NMM/OMTOriginal Article

Effects of osteopathic manipulative treatment and bio-electromagnetic energy regulation therapy on lower back pain

Kyle Auger, OMS IV; Gregory Shedlock, OMS IV; Kasey Coutinho, OMS IV; Nicole E. Myers, DO, MS; and Santiago Lorenzo, PhD, MS, MS
Notes and Affiliations
Notes and Affiliations

Received: May 26, 2020

Accepted: November 23, 2020

Published: March 2, 2021

  • Kyle Auger, OMS IV, 

    Lake Erie College of Osteopathic Medicine, Bradenton, FL, USA

  • Gregory Shedlock, OMS IV, 

    Lake Erie College of Osteopathic Medicine, Bradenton, FL, USA

  • Kasey Coutinho, OMS IV, 

    Lake Erie College of Osteopathic Medicine, Bradenton, FL, USA

  • Nicole E. Myers, DO, MS, 

    Lake Erie College of Osteopathic Medicine, Bradenton, FL, USA

  • Santiago Lorenzo, PhD, MS, MS, 

    Lake Erie College of Osteopathic Medicine, Bradenton, FL, USA

J Osteopath Med; 121(6): 561-569

Context: Lower back pain (LBP) is prevalent and is a leading contributor to disease burden worldwide. Osteopathic manipulative treatment (OMT) can alleviate alterations in the body that leads to musculoskeletal disorders such as LBP. Bio-electromagnetic Energy Regulation (BEMER; BEMER International AG), which has also been shown to relieve musculoskeletal pain, is a therapeutic modality that deploys a biorhythmically defined stimulus through a pulsed electromagnetic field (PEMF). Therefore, it is possible that combined OMT and BEMER therapy could reduce low back pain in adults more than the effect of either treatment modality alone.

Objectives: To investigate the individual and combined effects of OMT and BEMER therapy on LBP in adults.

Methods: Employees and students at a medical college were recruited to this study by email. Participants were included if they self-reported chronic LBP of 3 months’ duration or longer; participants were excluded if they were experiencing acute LBP of 2 weeks’ duration or less, were currently being treated for LBP, were pregnant, or had a known medical history of several conditions. Ultimately, 40 participants were randomly assigned to four treatment groups: an OMT only, BEMER only, OMT+BEMER, or control (light touch and sham). Treatments were given regularly over a 3 week period. Data on LBP and quality of life were gathered through the Visual Analog Scale (VAS), Short Form 12 item (SF-12) health survey, and Oswestry Low Back Pain Questionnaire/Oswestry Disability Index prior to treatment and immediately after the 3 week intervention protocol. One-way analysis of variance (ANOVA) was performed retrospectively and absolute changes for each participant were calculated. Normal distribution and equal variances were confirmed by Shapiro–Wilk test (p>0.05) and Brown-Forsythe, respectively. Significance was set at p<0.05.

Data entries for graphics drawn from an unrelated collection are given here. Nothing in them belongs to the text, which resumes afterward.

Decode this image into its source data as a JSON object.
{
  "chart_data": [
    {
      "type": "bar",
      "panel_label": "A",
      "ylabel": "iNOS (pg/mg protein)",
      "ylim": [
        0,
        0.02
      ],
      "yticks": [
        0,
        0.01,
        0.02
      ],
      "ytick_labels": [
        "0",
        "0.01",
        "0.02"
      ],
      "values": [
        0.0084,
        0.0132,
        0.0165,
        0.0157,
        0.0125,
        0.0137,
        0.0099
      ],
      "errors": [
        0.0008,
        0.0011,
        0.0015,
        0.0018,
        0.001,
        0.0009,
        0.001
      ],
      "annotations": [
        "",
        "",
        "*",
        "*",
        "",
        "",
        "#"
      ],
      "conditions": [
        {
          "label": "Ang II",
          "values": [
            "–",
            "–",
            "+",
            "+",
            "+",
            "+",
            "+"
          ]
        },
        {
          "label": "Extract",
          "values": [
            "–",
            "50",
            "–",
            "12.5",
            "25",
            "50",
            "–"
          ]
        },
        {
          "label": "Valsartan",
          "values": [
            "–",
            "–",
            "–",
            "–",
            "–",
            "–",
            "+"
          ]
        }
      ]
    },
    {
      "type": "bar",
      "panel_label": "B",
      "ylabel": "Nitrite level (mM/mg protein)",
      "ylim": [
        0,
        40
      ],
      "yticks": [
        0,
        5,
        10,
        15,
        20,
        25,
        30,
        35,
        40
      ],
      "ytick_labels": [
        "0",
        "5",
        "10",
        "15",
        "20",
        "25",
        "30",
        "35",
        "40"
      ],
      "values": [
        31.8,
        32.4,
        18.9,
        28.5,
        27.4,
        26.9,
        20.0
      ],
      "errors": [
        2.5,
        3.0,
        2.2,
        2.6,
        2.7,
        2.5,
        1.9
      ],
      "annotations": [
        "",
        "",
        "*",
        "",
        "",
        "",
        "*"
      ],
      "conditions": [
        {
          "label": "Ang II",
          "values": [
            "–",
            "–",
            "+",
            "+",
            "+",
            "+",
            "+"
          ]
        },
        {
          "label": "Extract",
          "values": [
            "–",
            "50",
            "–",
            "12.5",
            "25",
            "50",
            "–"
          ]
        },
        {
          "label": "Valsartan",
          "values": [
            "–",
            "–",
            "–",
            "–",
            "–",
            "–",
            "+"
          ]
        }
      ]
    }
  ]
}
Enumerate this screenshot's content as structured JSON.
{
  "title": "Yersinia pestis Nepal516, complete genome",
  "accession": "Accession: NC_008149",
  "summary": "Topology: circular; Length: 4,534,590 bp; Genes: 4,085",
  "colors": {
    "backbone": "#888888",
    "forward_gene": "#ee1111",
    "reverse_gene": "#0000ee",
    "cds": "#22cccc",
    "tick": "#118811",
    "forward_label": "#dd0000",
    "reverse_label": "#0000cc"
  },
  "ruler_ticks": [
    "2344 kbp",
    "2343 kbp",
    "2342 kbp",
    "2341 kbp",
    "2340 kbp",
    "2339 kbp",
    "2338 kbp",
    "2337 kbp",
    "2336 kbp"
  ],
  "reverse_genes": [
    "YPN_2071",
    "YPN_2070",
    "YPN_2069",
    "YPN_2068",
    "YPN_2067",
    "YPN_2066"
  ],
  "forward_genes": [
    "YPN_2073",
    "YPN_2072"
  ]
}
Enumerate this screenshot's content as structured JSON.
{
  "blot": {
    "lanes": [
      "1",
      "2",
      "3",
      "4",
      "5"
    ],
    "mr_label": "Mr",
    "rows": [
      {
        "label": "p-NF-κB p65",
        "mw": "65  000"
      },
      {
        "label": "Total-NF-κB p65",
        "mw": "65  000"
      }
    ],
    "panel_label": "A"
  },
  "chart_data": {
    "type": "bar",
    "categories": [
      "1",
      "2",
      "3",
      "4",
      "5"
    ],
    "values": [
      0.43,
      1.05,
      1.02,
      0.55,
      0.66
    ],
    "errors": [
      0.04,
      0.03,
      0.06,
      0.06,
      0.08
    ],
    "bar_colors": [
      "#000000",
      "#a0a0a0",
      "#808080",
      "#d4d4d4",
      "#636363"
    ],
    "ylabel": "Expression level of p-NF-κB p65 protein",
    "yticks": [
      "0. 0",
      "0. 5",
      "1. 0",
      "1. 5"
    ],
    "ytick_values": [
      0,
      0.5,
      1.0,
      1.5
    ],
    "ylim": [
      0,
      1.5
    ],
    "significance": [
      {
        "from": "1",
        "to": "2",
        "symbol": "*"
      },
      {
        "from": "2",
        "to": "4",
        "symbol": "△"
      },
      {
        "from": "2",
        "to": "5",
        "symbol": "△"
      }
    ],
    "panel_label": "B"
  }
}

Results: Despite a lack of statistical significance between groups, subjective reports of pain reported on the VAS showed a substantial mean percentage decrease (50.8%) from baseline in the OMT+BEMER group, compared with a 10.2% decrease in the OMT-only and 9.8% in BEMER-only groups when comparing the difference in VAS ratings from preintervention to postintervention. Participants also reported in quality of life assessed on the Oswestry Low Back Pain Questionnaire/Oswestry Disability Index, with the OMT+BEMER group showing a decrease of 30.3% in score, the most among all groups. The OMT+BEMER group also reported the greatest improvement in score in the physical component of the SF-12, with an increase of 21.8%.

Conclusions: The initial data from this study shows a potential additive effect of combination therapy (OMT and BEMER) for management of LBP, though the results did not achieve statistical significance.